12 pack with dinner. Living by yourself is awesome.
Today was the day I stopped kidding myself and started buying the handle of vodka.
becoming an adult blows. i don't think its possible for me to wake up for anything that doesn't involve kegs and eggs or half naked bums passed out in our yard.

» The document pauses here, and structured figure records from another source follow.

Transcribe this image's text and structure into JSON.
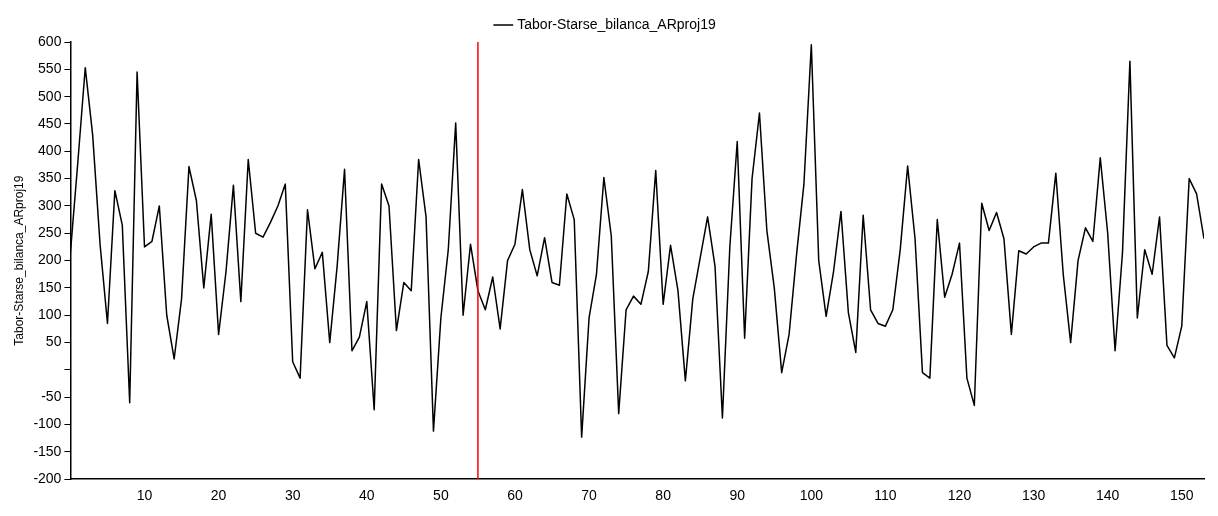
{
  "chart_data": {
    "type": "line",
    "ylabel": "Tabor-Starse_bilanca_ARproj19",
    "legend": "top",
    "grid": false,
    "marker": "none",
    "line_style": "solid",
    "xlim": [
      0,
      153
    ],
    "xticks": [
      10,
      20,
      30,
      40,
      50,
      60,
      70,
      80,
      90,
      100,
      110,
      120,
      130,
      140,
      150
    ],
    "ylim": [
      -200,
      600
    ],
    "yticks": [
      -200,
      -150,
      -100,
      -50,
      {
        "value": 0,
        "label": null
      },
      50,
      100,
      150,
      200,
      250,
      300,
      350,
      400,
      450,
      500,
      550,
      600
    ],
    "ref_lines": [
      {
        "axis": "x",
        "value": 55,
        "color": "#ff0000"
      }
    ],
    "x": [
      0,
      1,
      2,
      3,
      4,
      5,
      6,
      7,
      8,
      9,
      10,
      11,
      12,
      13,
      14,
      15,
      16,
      17,
      18,
      19,
      20,
      21,
      22,
      23,
      24,
      25,
      26,
      27,
      28,
      29,
      30,
      31,
      32,
      33,
      34,
      35,
      36,
      37,
      38,
      39,
      40,
      41,
      42,
      43,
      44,
      45,
      46,
      47,
      48,
      49,
      50,
      51,
      52,
      53,
      54,
      55,
      56,
      57,
      58,
      59,
      60,
      61,
      62,
      63,
      64,
      65,
      66,
      67,
      68,
      69,
      70,
      71,
      72,
      73,
      74,
      75,
      76,
      77,
      78,
      79,
      80,
      81,
      82,
      83,
      84,
      85,
      86,
      87,
      88,
      89,
      90,
      91,
      92,
      93,
      94,
      95,
      96,
      97,
      98,
      99,
      100,
      101,
      102,
      103,
      104,
      105,
      106,
      107,
      108,
      109,
      110,
      111,
      112,
      113,
      114,
      115,
      116,
      117,
      118,
      119,
      120,
      121,
      122,
      123,
      124,
      125,
      126,
      127,
      128,
      129,
      130,
      131,
      132,
      133,
      134,
      135,
      136,
      137,
      138,
      139,
      140,
      141,
      142,
      143,
      144,
      145,
      146,
      147,
      148,
      149,
      150,
      151,
      152,
      153
    ],
    "series": [
      {
        "name": "Tabor-Starse_bilanca_ARproj19",
        "color": "#000000",
        "values": [
          215,
          380,
          553,
          430,
          230,
          85,
          328,
          265,
          -60,
          545,
          225,
          235,
          300,
          100,
          20,
          130,
          372,
          310,
          150,
          285,
          65,
          180,
          338,
          125,
          385,
          250,
          243,
          270,
          300,
          340,
          15,
          -15,
          293,
          185,
          215,
          50,
          190,
          367,
          35,
          60,
          125,
          -73,
          340,
          300,
          72,
          160,
          145,
          385,
          280,
          -112,
          95,
          220,
          452,
          100,
          230,
          145,
          110,
          170,
          75,
          200,
          230,
          330,
          220,
          172,
          242,
          160,
          155,
          322,
          275,
          -123,
          95,
          175,
          352,
          245,
          -80,
          110,
          135,
          120,
          180,
          365,
          120,
          228,
          145,
          -20,
          130,
          205,
          280,
          190,
          -88,
          225,
          418,
          58,
          350,
          470,
          255,
          150,
          -5,
          65,
          210,
          340,
          595,
          200,
          98,
          180,
          290,
          105,
          32,
          283,
          110,
          85,
          80,
          110,
          220,
          373,
          240,
          -5,
          -15,
          275,
          133,
          175,
          232,
          -15,
          -65,
          305,
          255,
          288,
          240,
          65,
          218,
          212,
          225,
          232,
          232,
          360,
          175,
          50,
          200,
          260,
          235,
          388,
          250,
          35,
          215,
          565,
          95,
          220,
          175,
          280,
          45,
          22,
          80,
          350,
          322,
          240
        ]
      }
    ]
  }
}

Chalk up having sex in a car wash.
Restaurants Roasting People Who Gave Them Negative Yelp Reviews (25 Pics)
So as your former husband, I get to give you away at the wedding right?
I thought I was smashed last night but the girl trying to pee in the fridge had me beat. True story.
Yea not today, I ending up taking a shit behind a tree last night.
Like an undercooked grilled cheese that got cold again. But hairy.
And there goes my desire for sandwiches. Forever.
THEY HAVE BEEN GOING AT IT FOR 2 HOURS AND I HEAR THEM BANGING THIS IS BULLSHIT
Woman Posts Harassing DMs From Creep Online, Now He’s Upset Because People Told His Mom
STOP PUTTING BUTTER ON MY FUCKING CAT
just had sex in the back of my high school auditorium #dreamcumtrue
This is the best 30th birthday ever. In a Motel 6 drinking a shower beer and sending slow-mo dick helicopter videos to you.
You tried to chase every shot with a blueberry.
I feel like your boyfriend deserves to know that you're a lesbian.
Sexual side note: sushi and cum do not mix well. That is all.